Although it is true that it is dangerous to be a police officer in South Africa, it is also true that many police officers are killed off duty and not while performing their duties: in the 2016-2017 reporting year, 28 of the 85 police officers who died that year were on duty. Compared with our neighbours, Namibia and Botswana — similar African countries with stable democracies — our incidents of police violence are alarmingly high.
South Africa is a violent country with high levels of domestic violence, gender-based violence, gun violence, gang violence and deaths at the hands of the police. All of these factors have come together in the death of Julies, but it is not the first nor the last time this will happen. The police must be held accountable when they harm, seriously injure or cause the deaths of innocent people in the course of their work.
The agency charged with this responsibility, Ipid, is critically underfunded, understaffed and, importantly, it reports to the political head of the SAPS. These factors make the process of achieving justice for victims of police violence endlessly difficult, if not impossible. This needs to change and citizens need to demand this change.
The political leadership of the SAPS has repeatedly excused and even encouraged police violence. Remember national police commissioner Riah Phiyega congratulating officers for crushing the Marikana strike at Marikana exactly one day after the August 16 2012 massacre in which 34 miners died: “[Your] actions represent the best of responsible policing”. Remember when Bheki Cele was the police minister in 2009 and instructed police officers to “shoot to kill” and “worry later”. Cele is minister of police again today.

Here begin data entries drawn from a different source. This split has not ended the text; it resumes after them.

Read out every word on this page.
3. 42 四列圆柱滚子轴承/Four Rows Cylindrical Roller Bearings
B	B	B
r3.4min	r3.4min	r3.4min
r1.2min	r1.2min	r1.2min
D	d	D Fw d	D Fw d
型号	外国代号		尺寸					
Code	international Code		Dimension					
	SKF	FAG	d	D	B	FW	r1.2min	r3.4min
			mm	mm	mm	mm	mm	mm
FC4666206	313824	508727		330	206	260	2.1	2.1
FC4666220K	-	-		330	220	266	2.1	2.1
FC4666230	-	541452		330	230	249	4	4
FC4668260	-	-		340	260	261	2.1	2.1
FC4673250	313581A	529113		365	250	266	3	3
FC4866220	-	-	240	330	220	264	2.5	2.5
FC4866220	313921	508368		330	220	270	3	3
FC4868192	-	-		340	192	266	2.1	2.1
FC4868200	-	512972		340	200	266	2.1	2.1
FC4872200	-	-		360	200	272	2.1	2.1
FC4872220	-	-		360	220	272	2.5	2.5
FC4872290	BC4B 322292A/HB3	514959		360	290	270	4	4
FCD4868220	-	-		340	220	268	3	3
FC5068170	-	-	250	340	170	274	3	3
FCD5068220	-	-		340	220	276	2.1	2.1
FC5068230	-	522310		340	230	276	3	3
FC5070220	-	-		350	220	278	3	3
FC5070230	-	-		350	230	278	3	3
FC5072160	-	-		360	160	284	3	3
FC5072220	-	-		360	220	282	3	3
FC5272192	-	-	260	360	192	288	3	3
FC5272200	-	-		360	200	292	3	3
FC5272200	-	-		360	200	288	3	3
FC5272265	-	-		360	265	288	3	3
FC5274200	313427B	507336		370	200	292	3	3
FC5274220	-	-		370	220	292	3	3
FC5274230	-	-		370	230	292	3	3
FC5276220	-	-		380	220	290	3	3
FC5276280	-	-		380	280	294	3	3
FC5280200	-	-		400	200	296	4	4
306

The police service cannot disregard the law and the basic human rights of people, including suspected criminals. This must start with us refusing to allow politicians and police leadership to protect violent police officers.
Police brutality and violence is systemic and has been institutionalised from the very origins of the colonial and apartheid-era South African Police (SAP); we must acknowledge this in every conversation about policing in our country.
The media on the scene at protests in Eldorado Park should continue to gather eyewitness accounts, as well as first-hand accounts of police action during them. People living in this country need to pay attention to the various accounts of the incident while critically analysing the narratives that are forming around the protests, in light of the community’s long history of violence.
For us to fix the policing crisis in this country, we must admit that the institution and system is broken. It is so broken that innocent children are caught in the crossfire of both violent crime and violent police action. It is so broken that those in low-income areas bear the brunt of both poverty and crime and of police brutality and violence. It is so broken that the political leadership of our police service would rather protect violent police officers and defer to investigating authorities they know are overwhelmed and underfunded, instead of taking responsibility for the pattern of behaviour among police officers that has now led to the death of Nathaniel Julius.
The views expressed are those of the author and do not necessarily reflect the official policy or position of the Mail & Guardian.